One potentially lucrative investment strategy is to focus on businesses that are challenging the status quo. Developing innovative products and services, with the mentality to constantly question why things are the way they are, can result in massive gains for companies and their shareholders over time.
Along that same vein, here are three disruptors that I love right now. They have the potential to be huge winners in the stock market.
The first disruptor you should know about is Coinbase Global (COIN -3.98%). Most people know about this business as one of the first cryptocurrency exchanges and brokerages. Management's initial focus was to make it as easy as possible to buy and sell Bitcoin. Since then, Coinbase's capabilities have significantly expanded. As of Dec. 31, the company allows for trading in 139 different cryptocurrencies and custody for 172.
Many investors are turned off by the fact that Coinbase generated 93% of its total 2021 net revenue from volatile and unpredictable transaction fees. But management understands that in order to be successful over the long term, it needs to position the business to capitalize on crypto's transition from speculation to actual utility. That's why initiatives like Coinbase Cloud, a platform to help developers build crypto-related applications, and Coinbase NFT, a marketplace to mint and trade non-fungible tokens (NFTs), are a huge focus right now.
In 2021, Coinbase posted $3.6 billion of profit on $7.4 billion of net revenue, producing a net income margin of 48.6%. For a company that is in hypergrowth mode, that kind of profitability is incredible. The stock also trades for an attractive valuation, at just nine times trailing-12-month net income. An investment in Coinbase is a bet on the continued growth of the entire crypto industry.

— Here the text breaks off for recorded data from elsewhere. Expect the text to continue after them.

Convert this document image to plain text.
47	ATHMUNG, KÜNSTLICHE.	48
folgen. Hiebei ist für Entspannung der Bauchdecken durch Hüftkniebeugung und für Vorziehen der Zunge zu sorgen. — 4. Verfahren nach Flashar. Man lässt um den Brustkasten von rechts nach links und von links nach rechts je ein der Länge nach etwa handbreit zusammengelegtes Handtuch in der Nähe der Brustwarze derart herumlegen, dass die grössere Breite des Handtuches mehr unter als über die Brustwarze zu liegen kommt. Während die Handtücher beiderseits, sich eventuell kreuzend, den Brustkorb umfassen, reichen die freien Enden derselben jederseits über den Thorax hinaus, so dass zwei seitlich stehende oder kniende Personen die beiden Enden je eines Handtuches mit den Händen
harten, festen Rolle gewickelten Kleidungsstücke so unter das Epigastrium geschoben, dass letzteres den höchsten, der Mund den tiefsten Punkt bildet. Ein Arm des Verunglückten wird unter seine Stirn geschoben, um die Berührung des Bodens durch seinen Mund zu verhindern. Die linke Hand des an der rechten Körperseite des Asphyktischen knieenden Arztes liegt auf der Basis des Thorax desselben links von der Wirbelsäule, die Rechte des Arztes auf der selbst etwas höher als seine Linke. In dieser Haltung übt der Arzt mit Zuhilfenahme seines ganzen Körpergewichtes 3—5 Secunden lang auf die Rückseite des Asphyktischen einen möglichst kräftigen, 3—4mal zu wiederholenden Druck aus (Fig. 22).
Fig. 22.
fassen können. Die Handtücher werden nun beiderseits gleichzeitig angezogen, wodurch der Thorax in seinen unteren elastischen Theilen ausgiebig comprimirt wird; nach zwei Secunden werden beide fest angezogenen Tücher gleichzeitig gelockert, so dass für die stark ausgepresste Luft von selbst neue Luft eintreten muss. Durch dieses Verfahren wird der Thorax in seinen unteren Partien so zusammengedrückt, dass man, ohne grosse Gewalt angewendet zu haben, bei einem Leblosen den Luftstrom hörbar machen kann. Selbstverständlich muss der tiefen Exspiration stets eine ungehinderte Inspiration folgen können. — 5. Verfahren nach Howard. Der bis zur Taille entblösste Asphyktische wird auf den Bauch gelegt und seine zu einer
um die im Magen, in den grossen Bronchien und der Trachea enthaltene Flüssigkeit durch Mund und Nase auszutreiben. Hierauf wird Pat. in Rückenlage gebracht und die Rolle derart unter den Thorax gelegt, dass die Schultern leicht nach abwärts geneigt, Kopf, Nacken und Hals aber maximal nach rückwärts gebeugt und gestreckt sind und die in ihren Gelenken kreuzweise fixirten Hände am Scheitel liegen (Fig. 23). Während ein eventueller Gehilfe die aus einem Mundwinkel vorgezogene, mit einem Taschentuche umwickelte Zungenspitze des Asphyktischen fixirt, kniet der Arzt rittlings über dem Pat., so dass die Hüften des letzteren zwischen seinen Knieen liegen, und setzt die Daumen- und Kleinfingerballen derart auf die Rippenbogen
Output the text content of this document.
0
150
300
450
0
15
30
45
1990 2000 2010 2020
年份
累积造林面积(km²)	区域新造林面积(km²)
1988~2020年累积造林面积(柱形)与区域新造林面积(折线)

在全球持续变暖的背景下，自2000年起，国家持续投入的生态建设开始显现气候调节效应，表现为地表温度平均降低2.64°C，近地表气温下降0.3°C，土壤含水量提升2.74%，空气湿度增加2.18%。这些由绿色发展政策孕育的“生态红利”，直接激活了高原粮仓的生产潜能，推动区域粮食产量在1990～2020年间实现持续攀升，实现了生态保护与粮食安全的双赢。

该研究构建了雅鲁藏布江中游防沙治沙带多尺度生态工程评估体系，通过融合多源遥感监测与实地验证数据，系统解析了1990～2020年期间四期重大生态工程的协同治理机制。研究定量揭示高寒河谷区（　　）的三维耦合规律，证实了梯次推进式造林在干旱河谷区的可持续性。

The next disruptor I like right now is Peloton Interactive (PTON -6.31%). It's without question that this once high-flying stock has seen better days. Management, led by previous CEO and co-founder John Foley, completely misjudged demand as economies reopened, investing in supply chain and manufacturing capacity, only to be hit with a new reality of slower growth coming out of the pandemic.
But with new CEO Barry McCarthy at the helm, and pessimism surrounding the stock through the roof, I think a brighter future is ahead. This business created the connected fitness category, and its products -- like the Bike, Bike+, and Tread, and its digital-only app -- are incredibly popular with workout junkies, as there were 3.6 million total subscribers as of Dec. 31. Emphasizing the Peloton brand and user experience will be key going forward.
Not only has the company developed a game-changing exercise platform, as well as innovative fitness equipment, but McCarthy is starting to think outside the box when it comes to Peloton's pricing strategy. In order to get more bikes and treadmills into as many households as possible, management is testing out a single monthly price for consumers in select markets in an effort to reduce customer friction. Trying to generate more revenue over time from subscription fees, which carry a gross margin of 67.9%, is the right move.
Upstart Holdings (UPST -5.10%) might just be the most disruptive company on this list. The fintech business, led by CEO and co-founder Dave Girouard, has developed a platform that leverages artificial intelligence to inform lending decisions. By partnering with other banks, Upstart doesn't directly take on credit risk. Using thousands of data points about a borrower, the company's goal is to increase accessibility of credit to those who might otherwise not be approved for loans through traditional channels. This system has the potential to completely upend the old FICO model.
The business is young, having been founded in 2012 and entering the public market in December 2020. Unsurprisingly, growth has been superb. Total loan volume and revenue surged 338% and 264%, respectively, in 2021 compared with the prior year. And Upstart is profitable, producing net income of $135 million last year.
While Upstart has so far primarily only offered personal loans, the business is slowly making inroads into the $727 billion domestic auto-lending market, having signed up 10 bank partners and 410 different dealership locations. Looking ahead, management wants to penetrate the gargantuan mortgage market, which is estimated to be $4.6 trillion in the U.S.
With shares down almost 50% this year, investors have the opportunity to buy Upstart on the dip.